The company has also begun selling women’s collections with coordinated head-to-toe looks. Nike has developed an integrated product creation process so that apparel, accessories and equipment share design inspiration and color, Grossman said. The company now has a fully resourced women’s leadership team with a dedicated general manager, brand director and creative director who work across product, marketing, business units, geographies and supply chains.
As part of its efforts to reach women, Nike has increased its direct-to-consumer retail efforts. It has been opening NikeWomen shops throughout the world, and adding women’s-specific environments to its Niketown formats. The company also has added catalogues specifically for women, as well as a Web site, nikewomen.com. Sales through these channels have exceeded plans, and more than 94,000 consumers access the nikewomen.com site every week, Grossman said.
“We are also developing aggressive expansion plans to open women’s shop-in-shops in department stores, and looking at new mall concepts to create greater impact at retail,” she noted. “All of these venues give us the opportunity to continually evolve how we present Nike as a brand for women to women.”

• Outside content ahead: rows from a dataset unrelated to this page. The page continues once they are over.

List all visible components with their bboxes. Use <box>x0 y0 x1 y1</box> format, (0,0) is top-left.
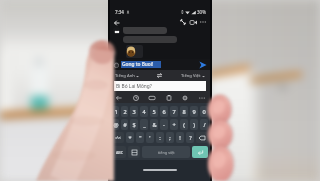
button[interactable]: 9 <box>190 106 198 117</box>
button[interactable]: Send <box>198 60 207 69</box>
staticText: : <box>159 134 161 142</box>
button[interactable]: # <box>121 119 128 130</box>
button[interactable]: 8 <box>180 106 188 117</box>
button[interactable]: @ <box>112 119 119 130</box>
button[interactable]: Back <box>112 18 121 27</box>
staticText: 7:34 <box>115 9 124 15</box>
button[interactable]: More options <box>198 17 208 27</box>
button[interactable]: Tiếng Việt <box>181 73 205 79</box>
button[interactable]: _ <box>140 119 148 130</box>
staticText: 3 <box>132 108 136 116</box>
staticText: ) <box>193 121 195 129</box>
staticText: 7 <box>172 108 176 116</box>
button[interactable]: Bi Bó Lai Mông? <box>114 81 206 91</box>
staticText: " <box>139 134 142 142</box>
staticText: ABC <box>116 150 123 155</box>
button[interactable]: ) <box>190 119 198 130</box>
staticText: ; <box>169 134 171 142</box>
button[interactable]: Swap languages <box>156 72 163 79</box>
button[interactable]: ! <box>176 132 184 143</box>
staticText: 0 <box>202 108 206 116</box>
button[interactable]: 0 <box>200 106 208 117</box>
staticText: 2 <box>123 108 127 116</box>
staticText: / <box>203 121 206 129</box>
button[interactable]: Video call <box>188 17 198 27</box>
button[interactable]: ' <box>146 132 154 143</box>
button[interactable]: ABC <box>112 146 126 158</box>
staticText: Tiếng Việt <box>181 73 201 79</box>
button[interactable]: : <box>156 132 164 143</box>
button[interactable]: tiếng việt <box>142 146 190 158</box>
staticText: ( <box>183 121 185 129</box>
staticText: 8 <box>182 108 186 116</box>
button[interactable]: 6 <box>160 106 168 117</box>
staticText: Gong to Buoi! <box>122 61 154 68</box>
button[interactable]: Back <box>114 93 123 102</box>
staticText: _ <box>143 121 146 129</box>
button[interactable]: ; <box>166 132 174 143</box>
button[interactable]: ? <box>186 132 194 143</box>
button[interactable]: / <box>200 119 208 130</box>
button[interactable]: Recent <box>131 93 140 102</box>
button[interactable]: Enter <box>192 146 208 158</box>
button[interactable]: & <box>150 119 158 130</box>
button[interactable]: - <box>160 119 168 130</box>
staticText: tiếng việt <box>158 150 175 155</box>
button[interactable]: 7 <box>170 106 178 117</box>
staticText: ! <box>179 134 181 142</box>
button[interactable]: 3 <box>130 106 138 117</box>
button[interactable]: Backspace <box>196 132 208 143</box>
staticText: * <box>128 134 132 142</box>
button[interactable]: Emoji keyboard <box>128 146 140 158</box>
staticText: - <box>163 121 165 129</box>
button[interactable]: Call <box>178 17 188 27</box>
staticText: Tiếng Anh <box>115 73 135 79</box>
staticText: =\< <box>115 135 121 140</box>
staticText: & <box>152 121 157 129</box>
staticText: 9 <box>192 108 196 116</box>
button[interactable]: 4 <box>140 106 148 117</box>
button[interactable]: 5 <box>150 106 158 117</box>
button[interactable]: =\< <box>112 132 124 143</box>
button[interactable]: Settings <box>180 93 189 102</box>
staticText: @ <box>113 121 119 129</box>
button[interactable]: Emoji <box>113 62 119 68</box>
button[interactable]: ( <box>180 119 188 130</box>
button[interactable]: Clipboard <box>164 93 173 102</box>
button[interactable]: GIF <box>147 93 156 102</box>
staticText: 1 <box>114 108 118 116</box>
staticText: Bi Bó Lai Mông? <box>116 83 152 90</box>
staticText: 5 <box>152 108 156 116</box>
button[interactable]: * <box>126 132 134 143</box>
button[interactable]: 1 <box>112 106 119 117</box>
button[interactable]: 2 <box>121 106 128 117</box>
staticText: 4 <box>142 108 146 116</box>
staticText: 30% <box>197 9 206 15</box>
button[interactable]: Tiếng Anh <box>115 73 139 79</box>
button[interactable]: $ <box>130 119 138 130</box>
staticText: # <box>123 121 127 129</box>
button[interactable]: + <box>170 119 178 130</box>
staticText: 6 <box>162 108 166 116</box>
button[interactable]: More <box>197 93 206 102</box>
button[interactable]: " <box>136 132 144 143</box>
staticText: $ <box>132 121 136 129</box>
staticText: ? <box>189 134 192 142</box>
staticText: ' <box>149 134 151 142</box>
staticText: + <box>172 121 176 129</box>
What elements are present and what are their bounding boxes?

In addition, Nike has started sponsoring women’s running events, including its second marathon in San Francisco last month, which sold out and also pumped up business at its Niketown store there. Nike has also partnered with choreographer Jamie King for the “Nike Rock Star Workout,” which was launched at Crunch gyms and is being rolled out to college campuses and other locations worldwide.
Nike has been promoting its women’s products more around the world, with ad campaigns and events in Mexico and China that are specific to those regions, Grossman noted. On the sponsorship front, the company has been working to leverage its female athletes more. Nike-sponsored tennis player Maria Sharapova has appeared in campaigns for yoga in Asia and in other campaigns in Europe. Nike also recently signed a multimillion-dollar deal with 16-year-old golfer Michelle Wie, marking one of the most significant sports sponsorships for a female teen athlete.
“We think she has the possibility to be one of the greatest golfers — not women’s golfers — but golfers, of her generation,” said Grossman.
In response to a question about whether Nike would tap big-name fashion designers, as Adidas has done with Stella McCartney and Yohji Yamamoto, Grossman said: “We feel we have some of the best and most amazing designers in the world, who totally understand function as well as beauty. That’s not to say it’s not something we would never do, but we feel we are growing our business and creating a mark on the landscape by maximizing those designers, and that’s our strategy for now.”
In closing, Grossman asserted that Nike’s focus on women has come about due to the company’s willingness to make critical changes in the way it does business.
“For brands to thrive, and business to thrive and continue to thrive in today’s challenging marketplace and environment, they have to embrace change and embed it into their culture, and perceive change as a competitive advantage, not as a distraction.”